Investigation Reveals Big Raises for Some Cook County Employees
Wednesday, September 10, 2008
At a time when the average pay raise in the Chicago area is only 2.5%, some employees in CookCounty government are receiving raises of as much as 55%. An investigation by Fox Chicago News found many CookCounty employees have received significant raises over the past year, in spite of pledges by Board President Todd Stroger to trim positions and hold the line on increases.
"Politically, economically, fiscally, this is unsound and this is an insult to the taxpayers," said Illinois Campaign for Political Reform President Cindy Canary.
Most non-union county employees received cost-of-living raises of 7.95% within the past year. That made up for no raises the previous two years. But some employees got a lot more than that, including several assistants in Stroger's office who saw their salaries climb between 13 and 55%.
Chief Financial Officer Donna Dunnings said those increases are explained by employees moving up the seniority scale and getting job promotions. Dunnings says raises are carefully reviewed, and only given when warranted by job performance. "I think we're trying to be sensitive about trying to drive home accountability within county government," Dunnings said.

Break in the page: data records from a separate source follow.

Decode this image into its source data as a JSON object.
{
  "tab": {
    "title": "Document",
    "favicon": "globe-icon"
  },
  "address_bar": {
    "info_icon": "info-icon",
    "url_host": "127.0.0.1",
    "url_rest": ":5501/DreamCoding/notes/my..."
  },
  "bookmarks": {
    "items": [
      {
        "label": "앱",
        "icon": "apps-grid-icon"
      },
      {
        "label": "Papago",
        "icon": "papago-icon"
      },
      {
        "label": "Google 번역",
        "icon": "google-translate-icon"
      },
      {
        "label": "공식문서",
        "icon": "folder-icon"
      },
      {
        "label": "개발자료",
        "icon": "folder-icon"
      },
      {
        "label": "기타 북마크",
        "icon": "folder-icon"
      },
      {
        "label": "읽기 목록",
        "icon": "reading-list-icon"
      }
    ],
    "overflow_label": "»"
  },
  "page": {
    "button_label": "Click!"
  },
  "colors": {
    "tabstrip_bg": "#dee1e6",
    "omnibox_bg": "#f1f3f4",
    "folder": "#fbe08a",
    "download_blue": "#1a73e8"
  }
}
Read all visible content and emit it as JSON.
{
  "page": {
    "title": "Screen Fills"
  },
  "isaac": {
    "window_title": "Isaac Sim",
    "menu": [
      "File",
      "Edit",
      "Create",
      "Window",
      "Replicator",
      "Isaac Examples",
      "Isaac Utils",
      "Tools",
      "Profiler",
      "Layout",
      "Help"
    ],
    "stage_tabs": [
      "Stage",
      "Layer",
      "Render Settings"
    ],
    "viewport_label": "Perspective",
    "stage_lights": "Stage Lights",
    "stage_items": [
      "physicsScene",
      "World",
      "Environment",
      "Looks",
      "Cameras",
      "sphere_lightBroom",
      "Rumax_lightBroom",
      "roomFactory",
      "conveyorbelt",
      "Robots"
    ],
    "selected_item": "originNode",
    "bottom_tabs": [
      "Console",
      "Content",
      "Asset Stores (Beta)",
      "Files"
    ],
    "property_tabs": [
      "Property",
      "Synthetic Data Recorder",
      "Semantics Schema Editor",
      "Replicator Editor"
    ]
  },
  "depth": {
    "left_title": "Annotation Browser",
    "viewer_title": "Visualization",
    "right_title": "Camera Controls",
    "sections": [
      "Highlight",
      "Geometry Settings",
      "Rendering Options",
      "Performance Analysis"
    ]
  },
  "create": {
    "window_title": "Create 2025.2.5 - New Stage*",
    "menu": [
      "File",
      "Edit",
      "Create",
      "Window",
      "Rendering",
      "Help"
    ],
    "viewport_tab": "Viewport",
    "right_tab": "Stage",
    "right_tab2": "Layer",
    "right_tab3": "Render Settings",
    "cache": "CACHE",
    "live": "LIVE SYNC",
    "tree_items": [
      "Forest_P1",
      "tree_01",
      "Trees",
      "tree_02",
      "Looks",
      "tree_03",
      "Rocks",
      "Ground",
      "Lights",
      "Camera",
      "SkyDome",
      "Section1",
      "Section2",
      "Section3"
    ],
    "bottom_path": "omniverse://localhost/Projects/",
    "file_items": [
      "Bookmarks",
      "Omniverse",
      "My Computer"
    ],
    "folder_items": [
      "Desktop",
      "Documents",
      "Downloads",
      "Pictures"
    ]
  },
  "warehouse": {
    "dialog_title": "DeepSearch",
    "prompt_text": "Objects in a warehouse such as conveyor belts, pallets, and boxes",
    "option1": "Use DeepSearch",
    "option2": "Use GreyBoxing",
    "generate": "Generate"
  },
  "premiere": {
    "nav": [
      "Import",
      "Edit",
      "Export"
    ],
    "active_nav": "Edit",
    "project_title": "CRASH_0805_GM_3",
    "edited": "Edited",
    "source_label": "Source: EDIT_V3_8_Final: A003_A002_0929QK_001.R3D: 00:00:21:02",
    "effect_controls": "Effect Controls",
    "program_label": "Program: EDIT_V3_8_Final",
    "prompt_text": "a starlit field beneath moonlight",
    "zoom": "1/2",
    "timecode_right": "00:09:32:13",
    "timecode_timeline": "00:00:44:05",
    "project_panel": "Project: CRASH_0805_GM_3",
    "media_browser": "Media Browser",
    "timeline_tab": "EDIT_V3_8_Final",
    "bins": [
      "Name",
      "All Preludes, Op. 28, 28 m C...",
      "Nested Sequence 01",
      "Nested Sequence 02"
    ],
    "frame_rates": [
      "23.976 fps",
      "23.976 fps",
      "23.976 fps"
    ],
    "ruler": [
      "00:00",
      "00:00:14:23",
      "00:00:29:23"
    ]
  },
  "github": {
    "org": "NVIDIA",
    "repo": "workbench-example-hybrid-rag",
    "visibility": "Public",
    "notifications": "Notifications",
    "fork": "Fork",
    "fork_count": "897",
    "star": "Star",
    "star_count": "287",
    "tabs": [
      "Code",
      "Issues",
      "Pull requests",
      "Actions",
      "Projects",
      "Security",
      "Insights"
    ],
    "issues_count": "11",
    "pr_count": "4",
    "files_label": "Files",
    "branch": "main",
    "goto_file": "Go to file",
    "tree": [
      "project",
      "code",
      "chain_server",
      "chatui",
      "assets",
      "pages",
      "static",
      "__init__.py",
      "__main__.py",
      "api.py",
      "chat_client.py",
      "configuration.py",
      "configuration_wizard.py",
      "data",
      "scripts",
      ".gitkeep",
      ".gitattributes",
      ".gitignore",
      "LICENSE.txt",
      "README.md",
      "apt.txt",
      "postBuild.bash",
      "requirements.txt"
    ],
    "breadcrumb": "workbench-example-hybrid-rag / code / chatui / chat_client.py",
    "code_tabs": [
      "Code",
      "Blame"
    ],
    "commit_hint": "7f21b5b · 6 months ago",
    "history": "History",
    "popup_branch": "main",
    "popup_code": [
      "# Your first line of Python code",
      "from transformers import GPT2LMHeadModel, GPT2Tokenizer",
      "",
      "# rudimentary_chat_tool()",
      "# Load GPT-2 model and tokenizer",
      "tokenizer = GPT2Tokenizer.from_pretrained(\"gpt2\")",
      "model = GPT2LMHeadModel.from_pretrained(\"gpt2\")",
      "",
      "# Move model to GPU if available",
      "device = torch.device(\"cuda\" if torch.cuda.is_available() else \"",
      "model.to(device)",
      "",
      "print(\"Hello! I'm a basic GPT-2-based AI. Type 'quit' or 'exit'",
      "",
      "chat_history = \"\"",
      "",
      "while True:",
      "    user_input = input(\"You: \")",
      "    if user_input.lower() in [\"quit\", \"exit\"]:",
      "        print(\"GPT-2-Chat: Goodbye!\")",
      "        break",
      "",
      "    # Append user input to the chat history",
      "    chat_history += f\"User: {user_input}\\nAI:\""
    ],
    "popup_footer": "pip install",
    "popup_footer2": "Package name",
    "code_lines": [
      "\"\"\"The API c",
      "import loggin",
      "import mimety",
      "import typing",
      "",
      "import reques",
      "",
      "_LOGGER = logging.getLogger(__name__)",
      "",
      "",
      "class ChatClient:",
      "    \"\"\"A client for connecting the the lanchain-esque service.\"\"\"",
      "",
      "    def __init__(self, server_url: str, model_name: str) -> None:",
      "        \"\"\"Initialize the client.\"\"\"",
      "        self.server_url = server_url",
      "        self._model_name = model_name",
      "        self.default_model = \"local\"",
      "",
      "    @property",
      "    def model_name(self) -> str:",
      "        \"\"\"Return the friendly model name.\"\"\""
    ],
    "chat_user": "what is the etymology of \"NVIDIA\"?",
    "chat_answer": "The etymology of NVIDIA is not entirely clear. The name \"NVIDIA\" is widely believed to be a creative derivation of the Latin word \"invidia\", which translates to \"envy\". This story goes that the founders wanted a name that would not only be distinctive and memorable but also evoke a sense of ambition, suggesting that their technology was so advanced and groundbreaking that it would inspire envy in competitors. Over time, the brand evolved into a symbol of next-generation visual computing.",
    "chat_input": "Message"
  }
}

Other employees received major boosts in pay after moving into another job. Former Comptroller Joseph Fratto got a 20% raise when he became Stroger's Chief of Staff. Laura Lechowicz-Felicione received a 40% pay hike when she traded in her job as an attorney for the Bureau of Health to become an attorney serving Stroger.
Canary says many of those who got the biggest pay jumps have long ties to the Stroger family. "The same old same olds have all the positions locked up. They're the ones getting the promotions. They're the ones controlling the gates and they are Todd Stroger's inner circle."

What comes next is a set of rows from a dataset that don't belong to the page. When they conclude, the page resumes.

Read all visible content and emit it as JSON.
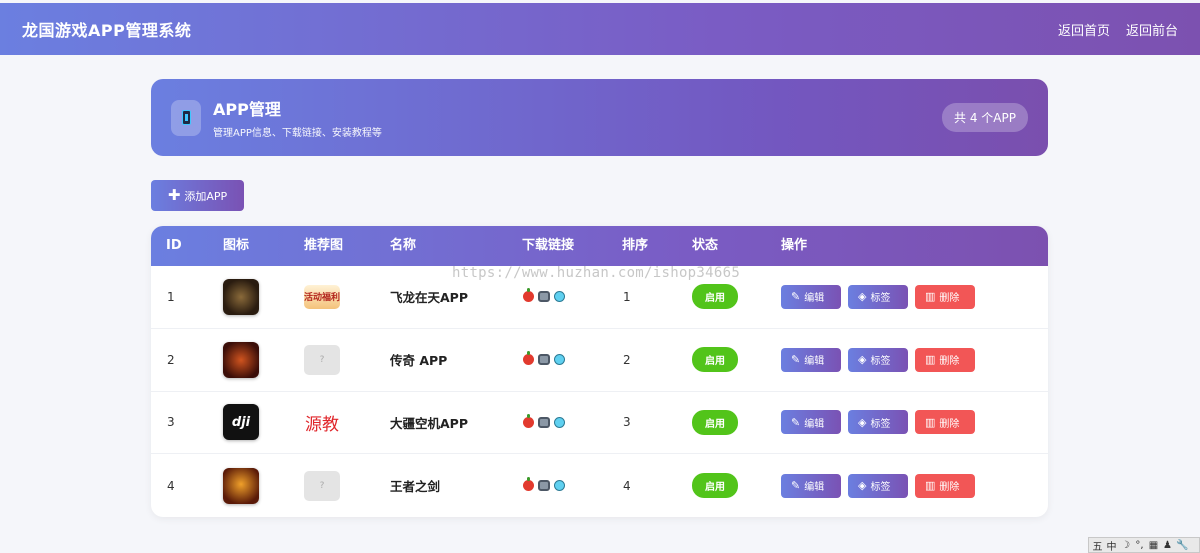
{
  "topbar": {
    "brand": "龙国游戏APP管理系统",
    "links": [
      "返回首页",
      "返回前台"
    ]
  },
  "hero": {
    "title": "APP管理",
    "subtitle": "管理APP信息、下载链接、安装教程等",
    "count_label": "共 4 个APP",
    "icon": "phone-icon"
  },
  "toolbar": {
    "add_label": "添加APP"
  },
  "table": {
    "columns": [
      "ID",
      "图标",
      "推荐图",
      "名称",
      "下载链接",
      "排序",
      "状态",
      "操作"
    ],
    "rows": [
      {
        "id": "1",
        "name": "飞龙在天APP",
        "sort": "1",
        "status": "启用",
        "rec_text": "活动福利"
      },
      {
        "id": "2",
        "name": "传奇 APP",
        "sort": "2",
        "status": "启用",
        "rec_text": "?"
      },
      {
        "id": "3",
        "name": "大疆空机APP",
        "sort": "3",
        "status": "启用",
        "rec_text": "源教",
        "icon_text": "dji"
      },
      {
        "id": "4",
        "name": "王者之剑",
        "sort": "4",
        "status": "启用",
        "rec_text": "?"
      }
    ],
    "actions": {
      "edit": "编辑",
      "tag": "标签",
      "delete": "删除"
    }
  },
  "watermark": "https://www.huzhan.com/ishop34665",
  "tray": [
    "五",
    "中",
    "☽",
    "°,",
    "▦",
    "♟",
    "🔧"
  ],
  "colors": {
    "accent": "#6b7fe0",
    "accent2": "#7c51b0",
    "success": "#52c41a",
    "danger": "#f25656"
  }
}
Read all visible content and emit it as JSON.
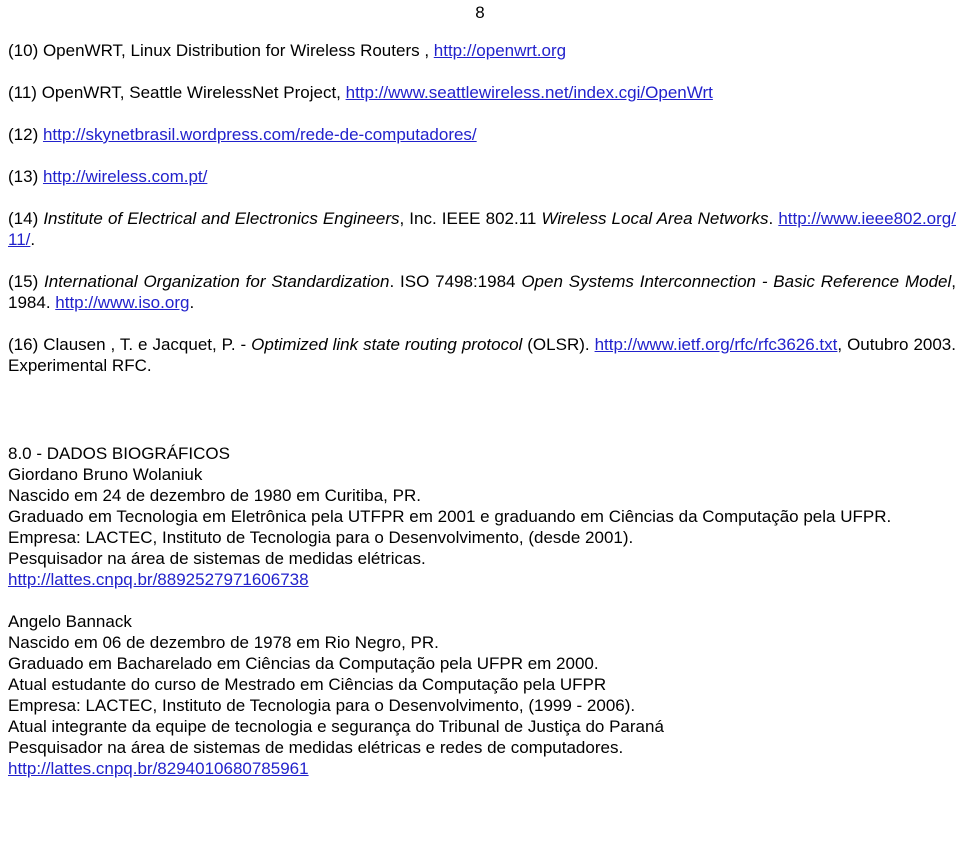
{
  "page": {
    "number": "8"
  },
  "references": [
    {
      "id": "ref-10",
      "label": "(10)",
      "text": " OpenWRT, Linux Distribution for Wireless Routers , ",
      "link": "http://openwrt.org",
      "trailing": ""
    },
    {
      "id": "ref-11",
      "label": "(11)",
      "text": " OpenWRT, Seattle WirelessNet Project, ",
      "link": "http://www.seattlewireless.net/index.cgi/OpenWrt",
      "trailing": ""
    },
    {
      "id": "ref-12",
      "label": "(12)",
      "text": " ",
      "link": "http://skynetbrasil.wordpress.com/rede-de-computadores/",
      "trailing": ""
    },
    {
      "id": "ref-13",
      "label": "(13)",
      "text": " ",
      "link": "http://wireless.com.pt/",
      "trailing": ""
    },
    {
      "id": "ref-14",
      "label": "(14)",
      "italic_1": " Institute of Electrical and Electronics Engineers",
      "text": ", Inc. IEEE 802.11 ",
      "italic_2": "Wireless Local Area Networks",
      "text_2": ". ",
      "link": "http://www.ieee802.org/11/",
      "trailing": "."
    },
    {
      "id": "ref-15",
      "label": "(15)",
      "italic_1": " International Organization for Standardization",
      "text": ". ISO 7498:1984 ",
      "italic_2": "Open Systems Interconnection - Basic Reference Model",
      "text_2": ", 1984. ",
      "link": "http://www.iso.org",
      "trailing": "."
    },
    {
      "id": "ref-16",
      "label": "(16)",
      "text": " Clausen , T. e Jacquet, P. - ",
      "italic_1": "Optimized link state routing protocol",
      "text_2": " (OLSR). ",
      "link": "http://www.ietf.org/rfc/rfc3626.txt",
      "trailing": ", Outubro 2003. Experimental RFC."
    }
  ],
  "bio_section": {
    "heading": "8.0 - DADOS BIOGRÁFICOS",
    "person_1": {
      "name": "Giordano Bruno Wolaniuk",
      "birth": "Nascido em 24 de dezembro de 1980 em Curitiba, PR.",
      "education": "Graduado em Tecnologia em Eletrônica pela UTFPR em 2001 e graduando em Ciências da Computação pela UFPR.",
      "company": "Empresa: LACTEC, Instituto de Tecnologia para o Desenvolvimento, (desde 2001).",
      "research": "Pesquisador na área de sistemas de medidas elétricas.",
      "lattes": "http://lattes.cnpq.br/8892527971606738"
    },
    "person_2": {
      "name": "Angelo Bannack",
      "birth": "Nascido em 06 de dezembro de 1978 em Rio Negro, PR.",
      "education": "Graduado em Bacharelado em Ciências da Computação pela UFPR em 2000.",
      "current_study": "Atual estudante do curso de Mestrado em Ciências da Computação pela UFPR",
      "company": "Empresa: LACTEC, Instituto de Tecnologia para o Desenvolvimento, (1999 - 2006).",
      "current_role": "Atual integrante da equipe de tecnologia e segurança do Tribunal de Justiça do Paraná",
      "research": "Pesquisador na área de sistemas de medidas elétricas e redes de computadores.",
      "lattes": "http://lattes.cnpq.br/8294010680785961"
    }
  },
  "colors": {
    "link": "#2222cc",
    "text": "#000000",
    "background": "#ffffff"
  }
}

Many of the raises took effect with the new fiscal year budget that began on July 1st. That is also when the one cent increase in the county's share of the sales tax kicked in.
Commissioner Larry Suffredin brokered the deal to increase the sales tax. Suffredin says the money was needed to salvage basic county services, and was tied to the creation of a new oversight board that controls the Bureau of Health.

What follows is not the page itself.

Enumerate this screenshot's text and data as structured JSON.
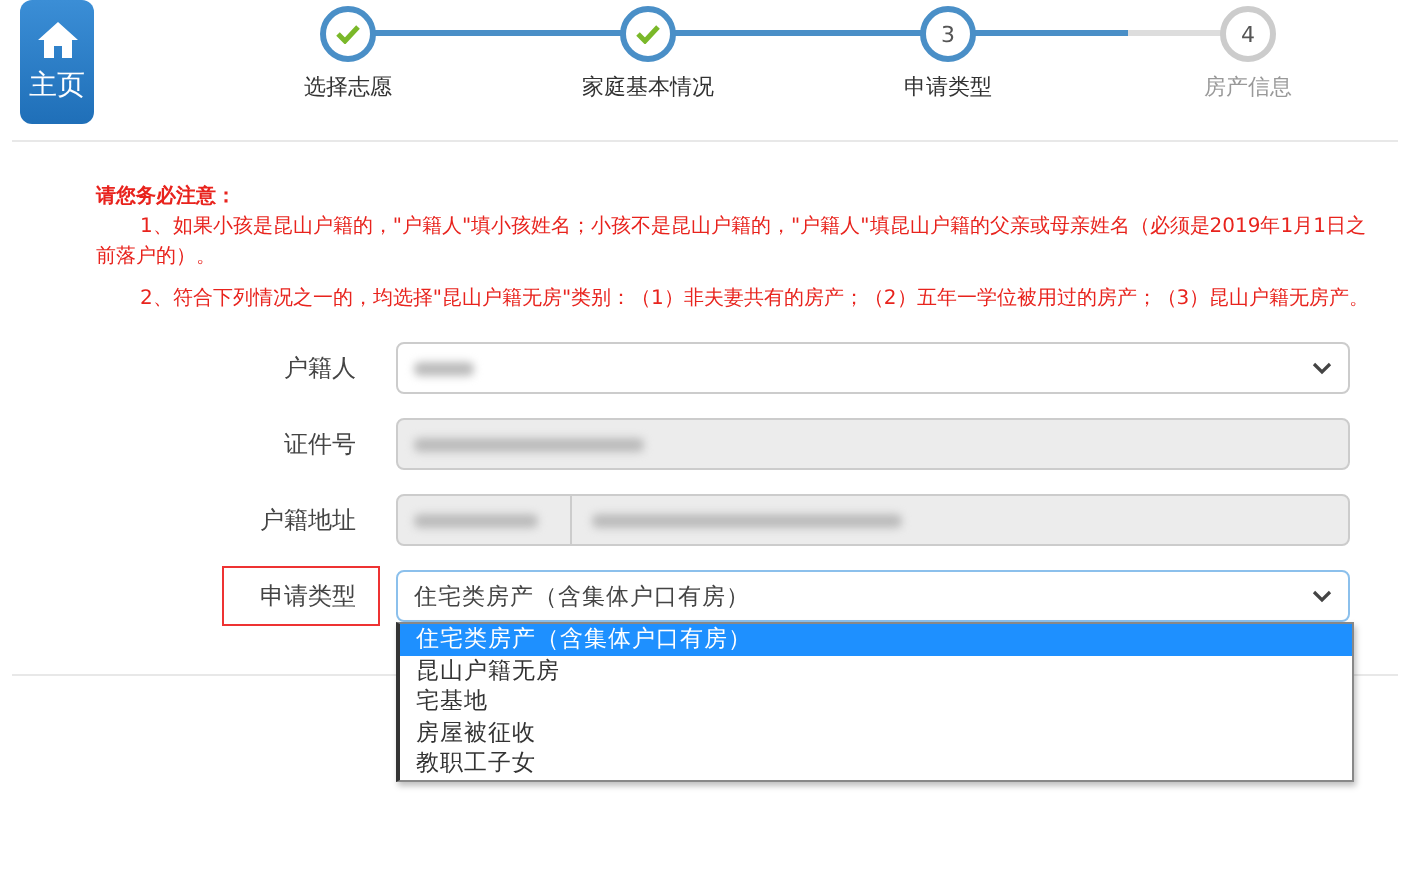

But Suffredin says he's concerned the $420 million tax windfall from the new sales tax is being abused. "I really do believe that many of these raises are not justified," Suffredin said. "They were the largesse of an employer who said, 'Well, I've got extra money to spend.' You still have to spend it responsibly and I don't think they did."
Dunnings says it is important the county offer salaries that are competitive to the private sector. "(We need) to attract the best and the brightest, to address the issues the county faces," Dunnings said. "There is more pressure on government to perform at the same level as the private sector."